Obwohl sie anfänglich den Schläger wie eine Pfanne, und damit falsch in der Hand gehalten habe, blieb den Ausbildnern ihr Talent nicht verborgen. Sie wechselte in den BC Stansstad, fand Aufnahme ins Regionalkader und zog als 16-Jährige von zu Hause aus, um sich in Bern noch intensiver fördern zu lassen. In der Hauptstadt fühlt sie sich mittlerweile pudelwohl, seit zwei Jahren lebt Ayla Huser mit ihrem Freund zusammen, absolviert ein Psychologiestudium an der Fern-Uni, und sie ist zur Nummer 2 im Schweizer Ranking aufgestiegen – hinter der 30-jährigen ­Neuenburgerin Sabrina Jaquet. Mit ihr gewann sie im Doppel viermal die Schweizer Meisterschaft, wegen ihr kam sie im Einzel noch nicht über zwei Silbermedaillen hinaus.
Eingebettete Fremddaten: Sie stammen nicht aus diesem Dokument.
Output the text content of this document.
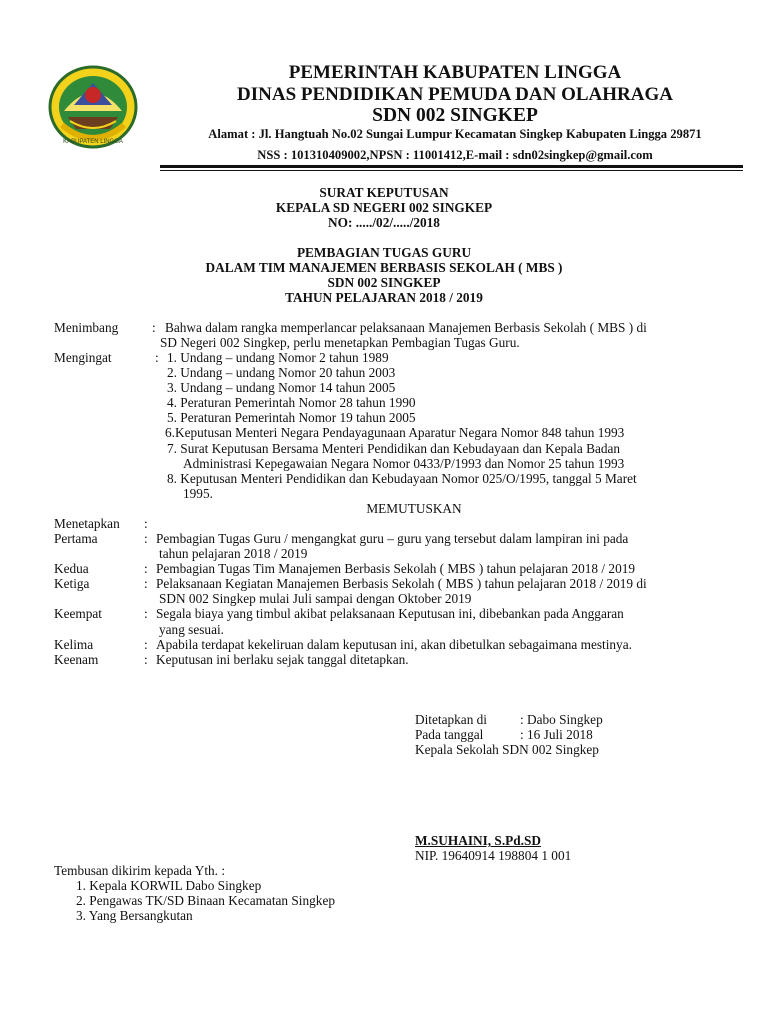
KABUPATEN LINGGA
PEMERINTAH KABUPATEN LINGGA
DINAS PENDIDIKAN PEMUDA DAN OLAHRAGA
SDN 002 SINGKEP
Alamat : Jl. Hangtuah No.02 Sungai Lumpur Kecamatan Singkep Kabupaten Lingga 29871
NSS : 101310409002,NPSN : 11001412,E-mail : sdn02singkep@gmail.com
SURAT KEPUTUSAN
KEPALA SD NEGERI 002 SINGKEP
NO: ...../02/...../2018
PEMBAGIAN TUGAS GURU
DALAM TIM MANAJEMEN BERBASIS SEKOLAH ( MBS )
SDN 002 SINGKEP
TAHUN PELAJARAN 2018 / 2019
Menimbang	: Bahwa dalam rangka memperlancar pelaksanaan Manajemen Berbasis Sekolah ( MBS ) di
SD Negeri 002 Singkep, perlu menetapkan Pembagian Tugas Guru.
Mengingat	: 1. Undang – undang Nomor 2 tahun 1989
2. Undang – undang Nomor 20 tahun 2003
3. Undang – undang Nomor 14 tahun 2005
4. Peraturan Pemerintah Nomor 28 tahun 1990
5. Peraturan Pemerintah Nomor 19 tahun 2005
6.Keputusan Menteri Negara Pendayagunaan Aparatur Negara Nomor 848 tahun 1993
7. Surat Keputusan Bersama Menteri Pendidikan dan Kebudayaan dan Kepala Badan
Administrasi Kepegawaian Negara Nomor 0433/P/1993 dan Nomor 25 tahun 1993
8. Keputusan Menteri Pendidikan dan Kebudayaan Nomor 025/O/1995, tanggal 5 Maret
1995.
MEMUTUSKAN
Menetapkan :
Pertama	: Pembagian Tugas Guru / mengangkat guru – guru yang tersebut dalam lampiran ini pada
tahun pelajaran 2018 / 2019
Kedua	: Pembagian Tugas Tim Manajemen Berbasis Sekolah ( MBS ) tahun pelajaran 2018 / 2019
Ketiga	: Pelaksanaan Kegiatan Manajemen Berbasis Sekolah ( MBS ) tahun pelajaran 2018 / 2019 di
SDN 002 Singkep mulai Juli sampai dengan Oktober 2019
Keempat	: Segala biaya yang timbul akibat pelaksanaan Keputusan ini, dibebankan pada Anggaran
yang sesuai.
Kelima	: Apabila terdapat kekeliruan dalam keputusan ini, akan dibetulkan sebagaimana mestinya.
Keenam	: Keputusan ini berlaku sejak tanggal ditetapkan.
Ditetapkan di : Dabo Singkep
Pada tanggal	: 16 Juli 2018
Kepala Sekolah SDN 002 Singkep
M.SUHAINI, S.Pd.SD
NIP. 19640914 198804 1 001
Tembusan dikirim kepada Yth. :
1. Kepala KORWIL Dabo Singkep
2. Pengawas TK/SD Binaan Kecamatan Singkep
3. Yang Bersangkutan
«Weshalb sollte ich das ohne grosse Träume tun?»

Jaquet steht in der von Asiatinnen dominierten Weltrangliste auf Platz 31, Huser folgt auf 117. Es ist die bisher beste Klassierung der 1,68 Meter grossen Nidwaldnerin, die als athletische, kräftige und robuste Sportlerin gilt. Was fehlt ihr noch im Vergleich zu­ ­Jaquet? «Schwierig zu sagen, Sabrina machte auch plötzlich ­einen riesigen Sprung und wusste nicht so recht, woran es lag. Lockerheit, Spielwitz, Tempo, Technik, Erfahrung – es ist wohl von allem etwas.»

Heute Sonntag steht Huser wieder im Einsatz, in La Chaux-de-Fonds beginnt die Interclub-Saison, nächste Woche geht es weiter nach Holland an ein internationales Turnier. Dort wird die Ausgangslage deutlich schwerer sein als in Polen, die topgesetzte Spielerin sei die Nummer 11 der Welt. Im November tritt sie erstmals in Marokko an, im nächsten Jahr möchte sie in Spanien ihr EM-Debüt geben. Das alles sind aber nur weitere Etappenziele auf dem Weg zum Höhepunkt, zu den Olympischen Spielen 2020 in Tokio. Ayla Huser, die von sich selber sagt, dass sie Mühe habe mit Regeneration, weil sie immer in Bewegung sein müsse, setzt die Messlatte bewusst hoch an: «Wieso sollte ich ohne grosse Träume so viel in meinen Sport investieren?», fragt sie rhetorisch und fügt beherzt an: «Olympia soll möglich werden.»